高性能计算（HPC）应用程序对处理器、内存和存储等硬件资源有着苛刻的需求。人工智能和机器学习领域的应用正在HPC中占据中心地位，这推动了对增加每个节点的计算资源的需求，反过来又推动了计算节点之间的带宽需求。存在新的系统设计范例，其中部署每个节点具有一个以上高性能IO设备的系统提供了好处。连接到HPC节点的I/O设备的数量可以通过PCIe交换机来增加，因此一些HPC节点被设计为包括PCIe交换机以提供大量PCIe插槽。由于每个节点有多个IO设备，应用程序程序员被迫考虑HPC进程相关性，不仅要计算资源，还要将其扩展到包括IO设备。由于三向映射和变化的HPC节点架构，将进程映射到处理器核心和最近的IO设备增加了复杂性。虽然操作系统执行进程到处理器核心的合理映射，但当多个IO设备连接到计算节点时，它们缺乏应用程序开发人员对进程工作流和最佳IO资源分配的了解。

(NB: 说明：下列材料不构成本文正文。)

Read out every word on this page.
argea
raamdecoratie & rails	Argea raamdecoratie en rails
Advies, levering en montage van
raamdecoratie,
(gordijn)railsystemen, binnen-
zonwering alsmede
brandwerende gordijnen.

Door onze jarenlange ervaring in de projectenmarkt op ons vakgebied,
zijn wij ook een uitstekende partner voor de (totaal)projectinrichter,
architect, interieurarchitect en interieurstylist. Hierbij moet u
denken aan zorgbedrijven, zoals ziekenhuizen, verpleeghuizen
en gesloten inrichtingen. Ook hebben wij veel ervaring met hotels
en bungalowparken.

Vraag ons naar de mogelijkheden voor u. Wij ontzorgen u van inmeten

本文是我们在[1]中发表的工作的扩展版本。我们之前的工作通过从HPC应用程序中抽象设备选择算法，为IO设备仿射选择提供了解决方案。在本文中，我们扩展了亲和性解决方案，以启用OpenFabric接口（OFI），这是一种通用的HPC API，设计为OpenFabrics联盟的一部分，可实现各种HPC结构供应商支持的更广泛的HPC编程模型和应用程序。我们通过从HPC应用程序中抽象设备选择算法，提出了一种IO设备仿射选择的解决方案。MPI仍然是HPC的主要编程模型，因此我们提供了基于MPI的微基准测试的评估。然后，我们的解决方案扩展到OpenFabric接口，它支持其他HPC编程模型，如SHMEM、GASNet和UPC。我们提出了一种在软件堆栈的较低级别解决NUMA问题的解决方案，该软件堆栈形成了独立于HPC应用程序的MPI和其他编程模型的运行时。我们的实验是在一个双节点系统上进行的，其中每个节点由两个插槽Intel Xeon服务器组成，连接有最多四个通过PCIe连接的Intel Omni-Path结构设备。通过将进程与尽可能好的网络设备相关联，应用程序所看到的性能优势从结果中显而易见，我们注意到使用OSU基准套件，单向带宽提高了40%，双向带宽提高了48%，延迟测量提高了32%，消息速率提高了40%。我们还将我们的评估扩展到包括OFI操作和用于基因组组装的MPI基准。使用OFI远程内存访问（RMA）操作，我们发现fi_read和fi_write操作的带宽分别提高了32%和22%，fi_read的延迟和fi_wwrite的延迟分别提高了15%和14%。K-mer MMatching Interface HASH基准测试显示，与使用连接到远程Xeon套接字的网络设备相比，使用本地网络设备的性能提高了25%。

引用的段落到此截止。